In the Tampa Bay area, the following counties reported cases: Hillsborough (3- all in cats), Polk (1-Bat) and Manatee (1-raccoon).

Raccoons accounted for about half the animal rabies cases with 31, followed by bats (14) and cats (12).

The 12 cats reported in 2022 was double the six cats testing positive in 2021.

Since 2002 and through last year, Florida has reported more than 2,600 total animal rabies cases, or an average of 124 cases annually.

The Florida Department of Health only performs rabies testing on suspect rabid animals that have potentially exposed a person, pet, livestock, or captive wildlife.

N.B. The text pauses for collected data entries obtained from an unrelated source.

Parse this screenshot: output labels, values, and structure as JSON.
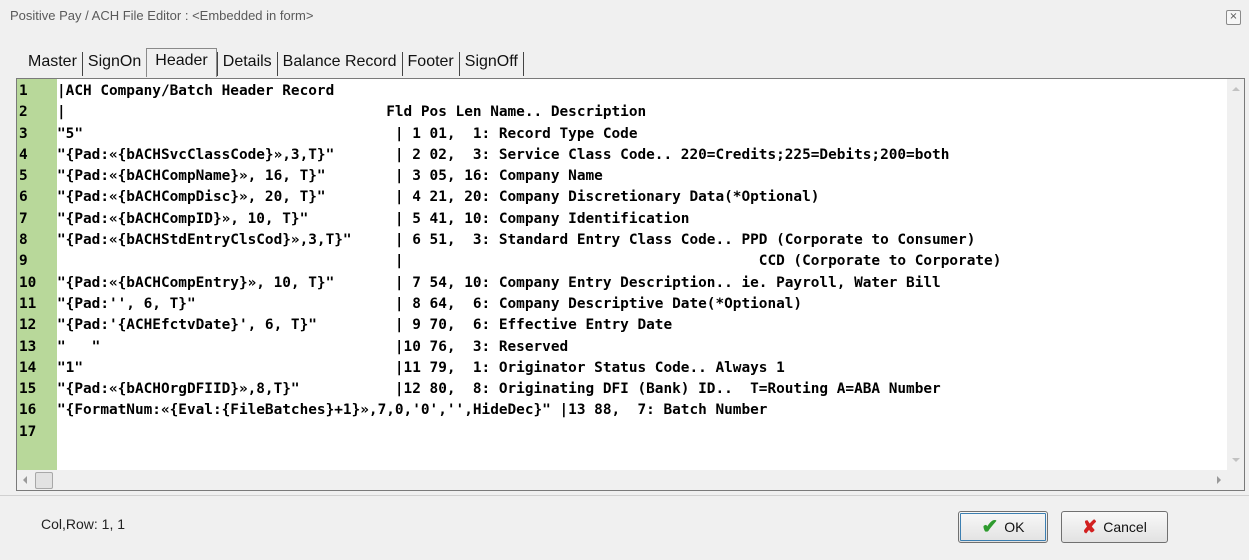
{
  "window": {
    "title": "Positive Pay / ACH File  Editor : <Embedded in form>",
    "close_glyph": "×"
  },
  "tabs": [
    {
      "label": "Master",
      "active": false
    },
    {
      "label": "SignOn",
      "active": false
    },
    {
      "label": "Header",
      "active": true
    },
    {
      "label": "Details",
      "active": false
    },
    {
      "label": "Balance Record",
      "active": false
    },
    {
      "label": "Footer",
      "active": false
    },
    {
      "label": "SignOff",
      "active": false
    }
  ],
  "editor": {
    "gutter_color": "#b8d89a",
    "lines": [
      {
        "n": "1",
        "text": "|ACH Company/Batch Header Record"
      },
      {
        "n": "2",
        "text": "|                                     Fld Pos Len Name.. Description"
      },
      {
        "n": "3",
        "text": "\"5\"                                    | 1 01,  1: Record Type Code"
      },
      {
        "n": "4",
        "text": "\"{Pad:«{bACHSvcClassCode}»,3,T}\"       | 2 02,  3: Service Class Code.. 220=Credits;225=Debits;200=both"
      },
      {
        "n": "5",
        "text": "\"{Pad:«{bACHCompName}», 16, T}\"        | 3 05, 16: Company Name"
      },
      {
        "n": "6",
        "text": "\"{Pad:«{bACHCompDisc}», 20, T}\"        | 4 21, 20: Company Discretionary Data(*Optional)"
      },
      {
        "n": "7",
        "text": "\"{Pad:«{bACHCompID}», 10, T}\"          | 5 41, 10: Company Identification"
      },
      {
        "n": "8",
        "text": "\"{Pad:«{bACHStdEntryClsCod}»,3,T}\"     | 6 51,  3: Standard Entry Class Code.. PPD (Corporate to Consumer)"
      },
      {
        "n": "9",
        "text": "                                       |                                         CCD (Corporate to Corporate)"
      },
      {
        "n": "10",
        "text": "\"{Pad:«{bACHCompEntry}», 10, T}\"       | 7 54, 10: Company Entry Description.. ie. Payroll, Water Bill"
      },
      {
        "n": "11",
        "text": "\"{Pad:'', 6, T}\"                       | 8 64,  6: Company Descriptive Date(*Optional)"
      },
      {
        "n": "12",
        "text": "\"{Pad:'{ACHEfctvDate}', 6, T}\"         | 9 70,  6: Effective Entry Date"
      },
      {
        "n": "13",
        "text": "\"   \"                                  |10 76,  3: Reserved"
      },
      {
        "n": "14",
        "text": "\"1\"                                    |11 79,  1: Originator Status Code.. Always 1"
      },
      {
        "n": "15",
        "text": "\"{Pad:«{bACHOrgDFIID}»,8,T}\"           |12 80,  8: Originating DFI (Bank) ID..  T=Routing A=ABA Number"
      },
      {
        "n": "16",
        "text": "\"{FormatNum:«{Eval:{FileBatches}+1}»,7,0,'0','',HideDec}\" |13 88,  7: Batch Number"
      },
      {
        "n": "17",
        "text": ""
      }
    ]
  },
  "status": {
    "text": "Col,Row: 1, 1"
  },
  "buttons": {
    "ok_label": "OK",
    "cancel_label": "Cancel"
  }
}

Rabies: Clinical Considerations and Exposure Evaluations

According to the Florida Department of Health, rabies virus can cause a nearly 100% fatal illness in humans and other mammals. The virus is present in some wildlife in Florida and can spread to unvaccinated pets, which then pose a high risk to the pet owner and their family. The main wildlife sources of rabies in Florida are raccoons and bats. Infected raccoons and bats can expose people, pets, livestock and other wildlife to rabies, typically through bites. Outside cats are by far the most common domestic animal found to have rabies in the state of Florida largely because they are often not kept up-to-date on rabies vaccinations. Dogs, cats and ferrets are required by law to be vaccinated against rabies in the state of Florida.